HDD_1=supportserver.qcow2
SUPPORT_SERVER=1
SUPPORT_SERVER_ROLES=dhcp,tftp
WORKER_CLASS=server,qemu_autoyast_tap_64

with a test-suites name supportserver-opensuse-tftp.

The actual test child job, will then have to set PARALLEL_WITH=supportserver-opensuse-tftp, and also other variables according to the test requirements. For convenience, we have also started a dhcp server on the supportserver, but even without it, network could be set up manually by assigning a free ip address (e.g. 10.0.2.15) on the system of the test job.

The code in the *.pm module doing the actual tftp test could then look something like this:

use strict;
use base 'basetest';
use testapi;

sub run {

  my $script="set -e -x\n";
  $script.="echo test >test.txt\n";
  $script.="time tftp ".$server_ip." -c put test.txt test2.txt\n";
  $script.="time tftp ".$server_ip." -c get test2.txt\n";
  $script.="diff -u test.txt test2.txt\n";
  script_output($script);

}

assuming of course, that the tested machine was already set up with necessary infrastructure for tftp, e.g. network was set up, tftp rpm installed and tftp service started, etc. All of this could be conveniently achieved using the autoyast installation, as shown in the next section.

Example - autoyast based tftp test:

Here we will use autoyast to setup the system of the test job and the os-autoinst autoyast testing infrastructure. For supportserver, this means using proxy to access qemu provided data, for dowloading autoyast profile and tftp verify script:

HDD_1=supportserver.qcow2
SUPPORT_SERVER=1
SUPPORT_SERVER_ROLES=pxe,qemuproxy
WORKER_CLASS=server,qemu_autoyast_tap_64

The actual test child job, will then be defined as :

AUTOYAST=autoyast_opensuse/opensuse_autoyast_tftp.xml
AUTOYAST_VERIFY=autoyast_opensuse/opensuse_autoyast_tftp.sh
DESKTOP=textmode
INSTALLONLY=1
PARALLEL_WITH=supportserver-opensuse-tftp

again assuming the support server’s name being supportserver-opensuse-tftp.
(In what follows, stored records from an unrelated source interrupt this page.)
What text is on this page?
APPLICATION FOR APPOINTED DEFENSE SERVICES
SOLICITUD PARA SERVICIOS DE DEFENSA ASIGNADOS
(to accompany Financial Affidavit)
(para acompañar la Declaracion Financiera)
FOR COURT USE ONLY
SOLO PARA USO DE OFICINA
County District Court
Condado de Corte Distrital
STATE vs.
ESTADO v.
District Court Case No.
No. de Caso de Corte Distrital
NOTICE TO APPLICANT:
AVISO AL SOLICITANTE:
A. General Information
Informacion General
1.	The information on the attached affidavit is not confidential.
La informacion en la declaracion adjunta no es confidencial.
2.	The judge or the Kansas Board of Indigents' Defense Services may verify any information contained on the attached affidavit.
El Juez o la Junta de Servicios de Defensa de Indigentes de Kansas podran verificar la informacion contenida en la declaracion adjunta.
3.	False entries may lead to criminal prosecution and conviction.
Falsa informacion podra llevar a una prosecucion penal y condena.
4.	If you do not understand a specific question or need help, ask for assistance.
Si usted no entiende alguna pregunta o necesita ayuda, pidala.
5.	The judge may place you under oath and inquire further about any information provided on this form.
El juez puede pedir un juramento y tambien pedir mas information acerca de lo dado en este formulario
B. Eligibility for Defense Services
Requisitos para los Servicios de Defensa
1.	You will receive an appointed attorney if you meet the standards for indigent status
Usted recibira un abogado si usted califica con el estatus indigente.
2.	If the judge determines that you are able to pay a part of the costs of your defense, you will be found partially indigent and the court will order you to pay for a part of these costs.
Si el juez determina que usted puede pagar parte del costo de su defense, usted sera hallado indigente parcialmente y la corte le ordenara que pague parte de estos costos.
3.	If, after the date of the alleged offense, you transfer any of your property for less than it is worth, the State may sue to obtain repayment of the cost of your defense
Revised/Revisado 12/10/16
Note that the pxe role already contains tftp and dhcp server role, since they are needed for the pxe boot to work.

The tftp test defined in the autoyast_opensuse/opensuse_autoyast_tftp.sh file could be something like:

set -e -x
echo test >test.txt
time tftp #SERVER_URL# -c put test.txt test2.txt
time tftp #SERVER_URL# -c get test2.txt
diff -u test.txt test2.txt && echo "AUTOYAST OK"

and the rest is done automatically, using already prepared test modules in tests/autoyast subdirectory.